Lack of PPCA expression only partially coincides with lysosomal storage in galactosialidosis mice: indirect evidence for spatial requirement of the catalytic rather than the protective function of PPCA

Protective protein/cathepsin A (PPCA) is a pleiotropic lysosomal enzyme that complexes with beta-galactosidase and neuraminidase, and possesses serine carboxypeptidase activity. Its deficiency in man results in the neurodegenerative lysosomal storage disorder galactosialidosis (GS). The mouse model of this disease resembles the human early onset phenotype and results in severe nephropathy and ataxia. To understand better the pathophysiology of the disease, we compared the occurrence of lysosomal PPCA mRNA and protein in normal adult mouse tissues with the incidence of lysosomal storage in PPCA(-/-) mice. PPCA expression was markedly variable among different tissues.
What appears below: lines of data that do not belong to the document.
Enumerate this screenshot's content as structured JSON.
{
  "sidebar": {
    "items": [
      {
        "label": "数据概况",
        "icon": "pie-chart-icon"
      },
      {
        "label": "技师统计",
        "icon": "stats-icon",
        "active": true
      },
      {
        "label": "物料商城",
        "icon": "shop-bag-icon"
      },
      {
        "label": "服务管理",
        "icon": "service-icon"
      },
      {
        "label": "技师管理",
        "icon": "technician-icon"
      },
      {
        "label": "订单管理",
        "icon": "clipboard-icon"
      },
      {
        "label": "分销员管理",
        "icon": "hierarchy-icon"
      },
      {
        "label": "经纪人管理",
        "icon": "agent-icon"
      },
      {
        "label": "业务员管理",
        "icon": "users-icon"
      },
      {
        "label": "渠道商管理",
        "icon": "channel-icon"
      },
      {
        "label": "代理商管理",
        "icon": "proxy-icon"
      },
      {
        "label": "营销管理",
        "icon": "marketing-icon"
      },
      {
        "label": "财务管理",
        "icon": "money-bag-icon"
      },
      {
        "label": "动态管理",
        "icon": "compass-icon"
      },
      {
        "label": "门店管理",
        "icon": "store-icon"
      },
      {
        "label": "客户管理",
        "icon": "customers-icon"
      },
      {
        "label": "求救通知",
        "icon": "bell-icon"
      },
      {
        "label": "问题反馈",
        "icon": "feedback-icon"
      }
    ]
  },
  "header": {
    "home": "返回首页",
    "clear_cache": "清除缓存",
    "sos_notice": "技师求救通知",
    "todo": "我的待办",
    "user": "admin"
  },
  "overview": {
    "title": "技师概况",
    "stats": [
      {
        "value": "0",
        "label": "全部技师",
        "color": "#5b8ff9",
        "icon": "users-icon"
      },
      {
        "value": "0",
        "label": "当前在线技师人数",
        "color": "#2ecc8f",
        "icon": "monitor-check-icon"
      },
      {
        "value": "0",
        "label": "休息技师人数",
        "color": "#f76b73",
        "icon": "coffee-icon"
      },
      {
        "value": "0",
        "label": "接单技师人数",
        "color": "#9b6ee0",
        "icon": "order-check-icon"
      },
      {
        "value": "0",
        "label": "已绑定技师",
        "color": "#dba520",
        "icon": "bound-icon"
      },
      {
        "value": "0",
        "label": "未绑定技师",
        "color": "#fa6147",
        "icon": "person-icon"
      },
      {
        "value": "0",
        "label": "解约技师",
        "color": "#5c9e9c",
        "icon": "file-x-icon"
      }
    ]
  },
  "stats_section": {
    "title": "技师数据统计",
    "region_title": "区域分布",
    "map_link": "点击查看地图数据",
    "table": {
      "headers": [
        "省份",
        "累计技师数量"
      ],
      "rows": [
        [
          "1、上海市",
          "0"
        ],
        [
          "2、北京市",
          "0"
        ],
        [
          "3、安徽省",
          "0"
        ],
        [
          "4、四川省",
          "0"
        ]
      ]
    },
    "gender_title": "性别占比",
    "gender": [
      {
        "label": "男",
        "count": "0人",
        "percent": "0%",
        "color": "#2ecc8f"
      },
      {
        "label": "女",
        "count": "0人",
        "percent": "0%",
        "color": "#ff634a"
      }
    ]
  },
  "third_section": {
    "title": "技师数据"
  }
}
Most sites that produced both mRNA and protein at high levels in normal mice showed extensive and overt storage in the knockout mice. However, this correlation was not consistent as some cells that normally expressed high levels of PPCA were unaffected in their storage capability in the PPCA(-/-) mice. In addition, some normally low expressing cells accumulated large amounts of undegraded products in the GS mouse. This apparent discrepancy may reflect a requirement for the catalytic rather than the protective function of PPCA and/or the presence of cell-specific substrates in certain cell types. A detailed map showing the cellular distribution of PPCA in nomal mouse tissues as well as the sites of lysosomal storage in deficient mice is critical for accurate assessment of the effects of therapeutic interventions.